Puis, toujours par le truchement de Kamal, nous rencontrons ces femmes, aristocrates en caftans raffinés ou femmes du peuple laborieuses, toutes interprétées avec brio. Gardiennes de la mémoire d’une fierté multiséculaire, elles savent et transmettent que l’adversaire n’est pas invincible. De fait, pour les porteurs de sabre, même à la mitrailleuse, à l’artillerie lourde et aux gaz de combat, la « pacification » du Maroc ne fut pas une promenade de santé. Les combats en Chaouïa, arrière-pays de Casablanca, ceux contre les Zayanes de Moha ou Hammou à Khénifra ou contre les commandos d’Abdelkrim al Khattabi dans le Rif ont laissé des souvenirs douloureux à Lyautey, comme à ses successeurs.
Enfin, nous retrouvons Aïcha échappée de son riad familial protecteur et cossu. Vainquant ses peurs, la voici de toit en toit à la suite de son guide Kamal pour être là ou l’action se passe. Certains jugeront peut-être son allure et son jeu un peu trop actuels. Nous leur répondrons qu’un « film historique » parle au moins autant de la période à laquelle il est réalisé que du passé auquel se réfère son scénario. Dès lors, concédons à l’actrice ses clins d’oeil que bien des Marocaines d’aujourd’hui auront capté cinq sur cinq.
Un moment historique très peu traité par le cinéma
Bien sûr, Fès, été 1955 ne dit pas tout des événements qui secouent alors le Maroc.
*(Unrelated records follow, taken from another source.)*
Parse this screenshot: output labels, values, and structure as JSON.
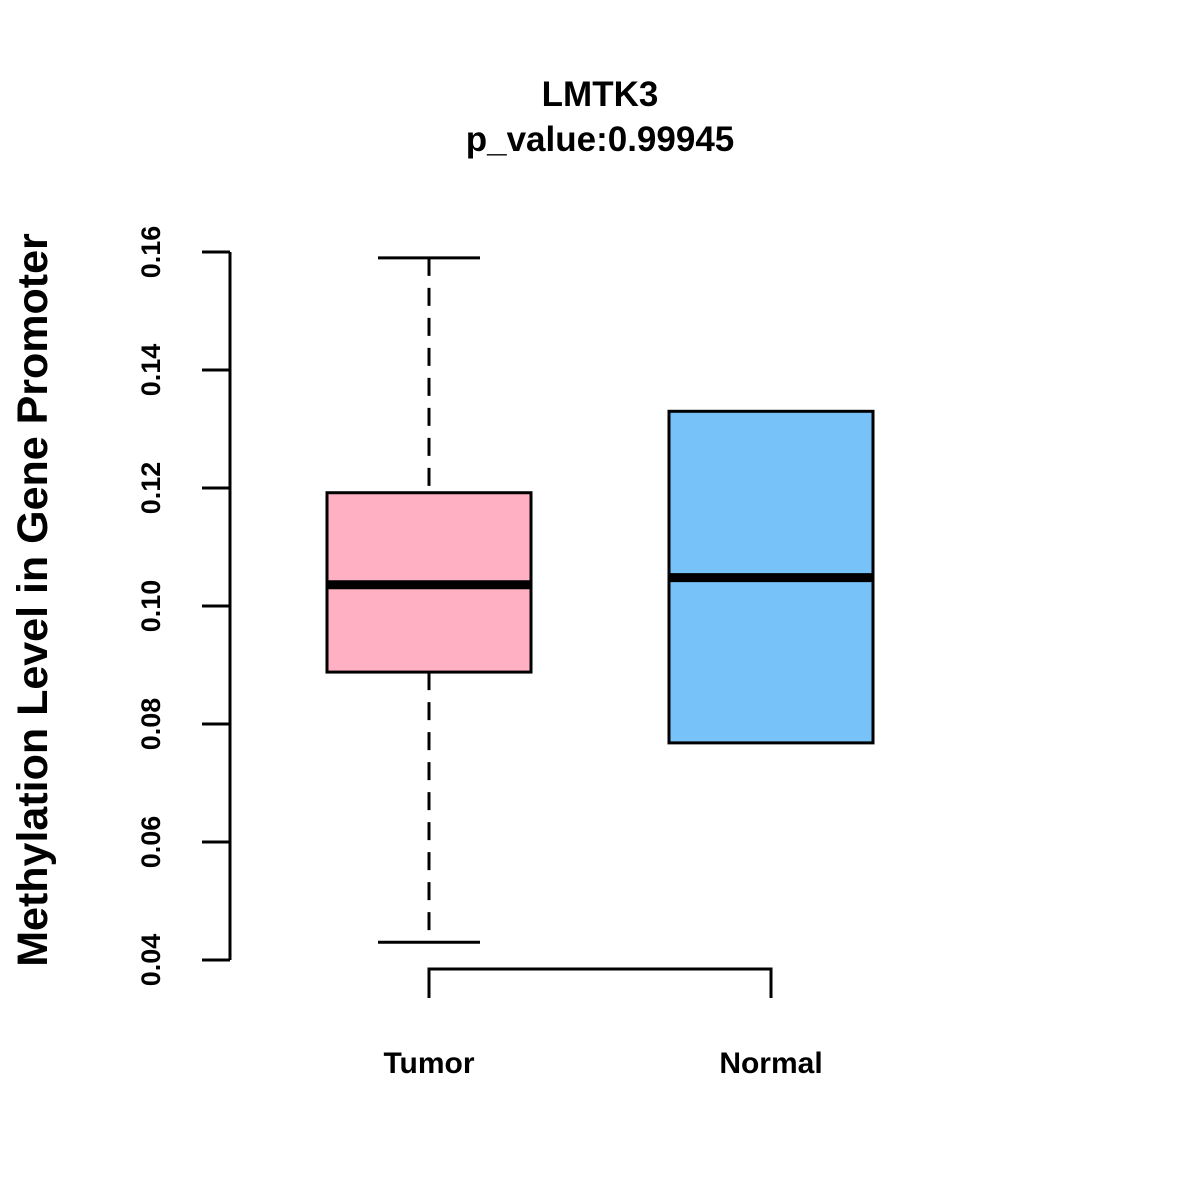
{
  "chart_data": {
    "type": "box",
    "title": "LMTK3",
    "subtitle": "p_value:0.99945",
    "xlabel": "",
    "ylabel": "Methylation Level in Gene Promoter",
    "ylim": [
      0.04,
      0.16
    ],
    "yticks": [
      "0.04",
      "0.06",
      "0.08",
      "0.10",
      "0.12",
      "0.14",
      "0.16"
    ],
    "categories": [
      "Tumor",
      "Normal"
    ],
    "boxes": [
      {
        "name": "Tumor",
        "min": 0.043,
        "q1": 0.0888,
        "median": 0.1036,
        "q3": 0.1192,
        "max": 0.159,
        "color": "#FFB1C3"
      },
      {
        "name": "Normal",
        "min": 0.0768,
        "q1": 0.0768,
        "median": 0.1048,
        "q3": 0.133,
        "max": 0.133,
        "color": "#77C2F9"
      }
    ],
    "significance_bracket": {
      "from": "Tumor",
      "to": "Normal",
      "label": ""
    }
  }
}
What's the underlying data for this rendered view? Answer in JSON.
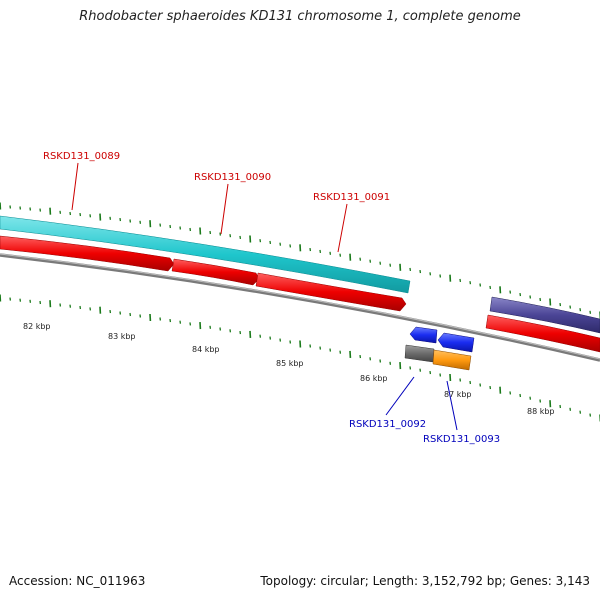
{
  "title": "Rhodobacter sphaeroides KD131 chromosome 1, complete genome",
  "footer": {
    "accession": "Accession: NC_011963",
    "summary": "Topology: circular; Length: 3,152,792 bp; Genes: 3,143"
  },
  "colors": {
    "forward_label": "#cc0000",
    "reverse_label": "#0000bb",
    "backbone": "#808080",
    "tick": "#1a7a1a"
  },
  "scale_labels": [
    "82 kbp",
    "83 kbp",
    "84 kbp",
    "85 kbp",
    "86 kbp",
    "87 kbp",
    "88 kbp"
  ],
  "gene_labels": [
    {
      "name": "RSKD131_0089",
      "strand": "forward"
    },
    {
      "name": "RSKD131_0090",
      "strand": "forward"
    },
    {
      "name": "RSKD131_0091",
      "strand": "forward"
    },
    {
      "name": "RSKD131_0092",
      "strand": "reverse"
    },
    {
      "name": "RSKD131_0093",
      "strand": "reverse"
    }
  ]
}
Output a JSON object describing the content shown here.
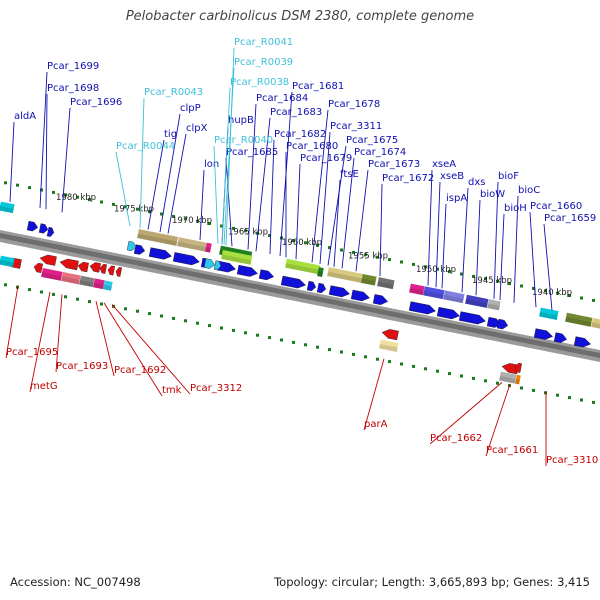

Le projet du scénario est de resserrer l’espace et le temps pour aller à l’os en condensant le processus révolutionnaire. Un cinéaste n’est pas un historien, de même que la fonction d’un historien n’est pas de faire de la fiction. L’intention profonde du réalisateur est de porter à l’écran des mémoires, des images et des émotions sur un instant crucial de l’histoire contemporaine du Maroc. Or, étrangement, celui-là a été très peu traité au cinéma. Ne parlons pas des inévitables montages d’archives diffusés sur les chaînes nationales à chaque commémoration. Ils ont sans doute leur raison d’être s’il s’agit de raviver périodiquement un récit patriotique fondateur, même au prix de figures narratives attendues. Chaque société a ses mythes.
En rupture, A. Laraki propose un point de vue dépoussiéré. Sa matrice subjective est faite des quelques réminiscences héritées de sa petite enfance fassie, ou recueillies dans la voix des témoins qu’il a interrogés. Le contexte général est donc sciemment évacué dans le hors-champ.
Quels éléments peuvent nous permettre de mieux décrypter les motivations et les stratégies des protagonistes à l’action sur la toile ? Résumons très brièvement en élargissant le cadre. Depuis le début des années 50, le Maroc est à feu et à sang. Le mouvement national monte en puissance. Aux côtés du Parti de l’Istiqlal, du Parti démocrate de l’indépendance et du Parti communiste marocain, les syndicats jouent désormais un rôle décisif. Ceux-ci n’ont fait que se muscler à Casablanca depuis les émeutes du bidonville des Carrières centrales et la répression qui a suivi. Dans ce bastion ouvrier, devenu l’épicentre de l’insurrection, l’armée tire dans le tas, sans état d’âme. Les leaders politiques ou syndicaux sont arrêtés, souvent torturés. Les bombes éclatent au Marché central et dans les cafés de Mers-Sultan, lieux fréquentés par les Européens.
Pour sa part, la Main Rouge, officine des colons ultras et des services secrets, sème la terreur dans les quartiers musulmans. Elle s’en prend aussi aux Français libéraux engagés pour l’indépendance, parfois jusqu’à l’assassinat. Déjà présents en Tunisie, ces activistes du parti colonial seront bientôt à la manœuvre en Algérie. Rien n’y fait, le soulèvement gagne l’ensemble du royaume, de Rabat à Marrakech, des mines de Khouribga à celles de Jerrada. Au nord, l’Armée de libération nationale passe à l’offensive contre les colonnes françaises.
Déjà aux prises avec le FLN algérien, dénoncée à la tribune de l’ONU pour ses méthodes, la IVe République se résout à négocier in extremis. Sous la houlette d’Edgar Faure, les pourparlers avec diverses personnalités marocaines commencent en août 1955 à Aix-les-Bains. Ils aboutiront au retour du sultan et à l’abrogation du protectorat. Voilà les faits qui incitent les résistants de Fès à monter en radicalité durant cet été 1955.
Une lune vide ?
Enfin, avec subtilité, Abdelhaï Laraki nous offre une jolie leçon de cinéma quand il met en images le souvenir le plus intime qu’il porte toujours en lui. Dans une séquence située au début du film, d’innombrables femmes scrutent avec ferveur la lune depuis les terrasses de la ville. Elles sont convaincues d’y voir inscrit le visage bien-aimé du sultan banni. Quant à lui, le petit Kamal n’y observe qu’un astre vide. Alors, qu’est-ce qui importe le plus ? Ce que réfléchit l’écran de la salle obscure où ce que nous y projetons ? La réponse est donnée par l’enfant : si sa raison lui dit qu’il n’y a rien d’autre là-haut qu’un simple corps céleste, son cœur veut y lire le présage de la victoire. Le 16 novembre 1955, Sidi Mohammed ben Youssef rétabli sur son trône atterrit à Rabat. Il est accueilli par une marée humaine en délire. Deux jours plus tard, dans un discours resté fameux, il proclame l’indépendance du Maroc.